Enjoy with a spoon, or with your bare hands like I do!
Notes on Chooree:
- The ghee, sugar, salt & chilli powder are approximate quantities and might need to be adjusted “to taste”.
- I use home-made ghee for all preparations, but store-bought should be just fine.
- You can use salted/ unsalted butter instead of ghee. If you’re feeling slightly “healthy”, then you can use vegetable oil (or any other light, flavour-less oil). At least for the parantha stage. I’m not sure oil would work for the crushing stage.
- I love the slight zing the Chooree gets from the red chilli powder. AK didn’t care for it much. So I guess you should try it out and decide for yourself.
- My mom says that black pepper does very well as a substitute to the red chilli powder.
Notes & Learnings in Parantha Making:
I’m no expert on roti or parantha making. In all my adolescent cooking years, I learned a lot but never bothered with rotis because they were boring and there was always someone else to make them – like mom or the cook. After quite a few miserable trials and errors, I have finally found some pride in serving my paranthas. Rotis are still a work-in-progress. Nevertheless, I thought you may benefit from some of my learnings (if you’re not an accomplished roti-maker already)!
- While making the dough, make sure you knead it for at least 5-7 minutes so it can be aerated. That is what causes the air bubbles while cooking. If you don’t knead then the paranthas will end up much dense-r.
- After kneading the dough, allow it to rest covered for about 30 minutes. If the dough is pre-made/ kneaded, then pull it out of fridge and allow it time to return to room temperature.
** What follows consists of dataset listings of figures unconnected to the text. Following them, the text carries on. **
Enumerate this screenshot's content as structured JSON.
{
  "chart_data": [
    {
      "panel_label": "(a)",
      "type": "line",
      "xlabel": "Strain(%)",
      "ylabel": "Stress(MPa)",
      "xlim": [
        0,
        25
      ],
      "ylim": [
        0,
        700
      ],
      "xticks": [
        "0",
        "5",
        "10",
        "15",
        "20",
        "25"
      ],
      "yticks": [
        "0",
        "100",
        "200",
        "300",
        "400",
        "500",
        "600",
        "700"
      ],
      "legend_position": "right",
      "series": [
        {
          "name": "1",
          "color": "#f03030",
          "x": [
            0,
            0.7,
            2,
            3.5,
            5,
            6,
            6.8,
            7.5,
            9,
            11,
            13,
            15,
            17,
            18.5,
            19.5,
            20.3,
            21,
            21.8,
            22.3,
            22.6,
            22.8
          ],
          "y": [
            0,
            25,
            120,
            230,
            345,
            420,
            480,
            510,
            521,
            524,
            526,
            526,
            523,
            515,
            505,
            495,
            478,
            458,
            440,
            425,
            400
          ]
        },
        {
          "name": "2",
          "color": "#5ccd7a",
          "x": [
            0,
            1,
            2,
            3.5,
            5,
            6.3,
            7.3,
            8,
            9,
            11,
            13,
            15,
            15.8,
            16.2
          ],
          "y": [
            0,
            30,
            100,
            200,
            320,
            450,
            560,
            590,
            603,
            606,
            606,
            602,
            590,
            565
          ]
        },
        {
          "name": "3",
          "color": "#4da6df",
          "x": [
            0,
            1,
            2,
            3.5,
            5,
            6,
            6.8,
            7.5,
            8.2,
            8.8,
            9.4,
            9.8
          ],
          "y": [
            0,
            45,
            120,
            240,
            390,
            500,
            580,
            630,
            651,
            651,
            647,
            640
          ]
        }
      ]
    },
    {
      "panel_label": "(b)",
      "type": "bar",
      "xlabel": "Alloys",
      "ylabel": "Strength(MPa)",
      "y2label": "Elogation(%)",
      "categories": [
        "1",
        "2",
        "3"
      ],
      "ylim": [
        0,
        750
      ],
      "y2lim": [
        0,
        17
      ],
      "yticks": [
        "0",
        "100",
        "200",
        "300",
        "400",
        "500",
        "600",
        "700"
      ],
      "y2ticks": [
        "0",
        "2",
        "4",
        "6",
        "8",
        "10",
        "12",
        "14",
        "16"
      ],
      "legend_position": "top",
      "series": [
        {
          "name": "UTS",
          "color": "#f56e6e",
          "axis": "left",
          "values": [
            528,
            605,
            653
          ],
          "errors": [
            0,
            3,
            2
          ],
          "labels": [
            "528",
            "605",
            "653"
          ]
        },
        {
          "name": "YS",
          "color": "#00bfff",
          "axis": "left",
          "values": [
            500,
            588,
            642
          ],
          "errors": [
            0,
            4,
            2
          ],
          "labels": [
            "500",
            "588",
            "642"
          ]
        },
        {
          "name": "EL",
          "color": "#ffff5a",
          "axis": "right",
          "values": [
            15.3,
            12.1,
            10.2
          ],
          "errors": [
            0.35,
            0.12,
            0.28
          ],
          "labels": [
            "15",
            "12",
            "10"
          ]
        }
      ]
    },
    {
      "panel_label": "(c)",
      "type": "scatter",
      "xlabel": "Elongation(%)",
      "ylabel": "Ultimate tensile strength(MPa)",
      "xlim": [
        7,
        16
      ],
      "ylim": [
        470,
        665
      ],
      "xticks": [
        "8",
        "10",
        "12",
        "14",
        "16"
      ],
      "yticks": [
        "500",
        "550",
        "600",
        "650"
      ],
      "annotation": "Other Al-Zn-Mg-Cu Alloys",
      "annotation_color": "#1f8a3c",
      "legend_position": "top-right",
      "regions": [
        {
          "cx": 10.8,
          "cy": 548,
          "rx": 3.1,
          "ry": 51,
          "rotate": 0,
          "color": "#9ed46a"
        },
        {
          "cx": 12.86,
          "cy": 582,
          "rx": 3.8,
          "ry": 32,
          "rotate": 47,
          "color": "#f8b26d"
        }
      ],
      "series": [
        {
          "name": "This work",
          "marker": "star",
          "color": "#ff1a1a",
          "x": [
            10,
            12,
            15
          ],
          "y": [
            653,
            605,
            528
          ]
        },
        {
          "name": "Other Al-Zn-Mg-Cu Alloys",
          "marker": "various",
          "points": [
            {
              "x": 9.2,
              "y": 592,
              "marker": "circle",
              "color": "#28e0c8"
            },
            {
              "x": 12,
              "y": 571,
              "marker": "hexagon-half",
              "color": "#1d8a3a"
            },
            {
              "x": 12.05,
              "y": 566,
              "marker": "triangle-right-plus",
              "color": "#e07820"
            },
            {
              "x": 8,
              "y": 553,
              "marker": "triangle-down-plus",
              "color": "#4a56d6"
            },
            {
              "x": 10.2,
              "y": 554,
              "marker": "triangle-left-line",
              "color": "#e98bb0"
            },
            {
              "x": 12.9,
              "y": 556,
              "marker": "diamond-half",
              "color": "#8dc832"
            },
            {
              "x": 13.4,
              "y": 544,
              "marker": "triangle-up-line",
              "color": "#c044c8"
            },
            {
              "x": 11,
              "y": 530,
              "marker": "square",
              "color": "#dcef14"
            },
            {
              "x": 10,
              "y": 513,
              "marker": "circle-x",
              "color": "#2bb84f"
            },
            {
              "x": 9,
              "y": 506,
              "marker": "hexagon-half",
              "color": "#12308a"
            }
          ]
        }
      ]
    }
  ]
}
- If using an iron tawa, allow it a longer time to pre-heat than a non-stick one.
- Try not to flip the parantha too many times. Rather, allow it to cook slowly and evenly on one side and then the other. There’s no accurate or scientific timing to the cooking of the parantha. It’s something you need to discover for yourself. Bear in mind that there is a fine line between browning and blackening of the parantha.
- Typically, I discard the first parantha because it blackens very quickly without cooking very well in the middle. After the first one, the rest work well, maybe because the first one seasons the tawa.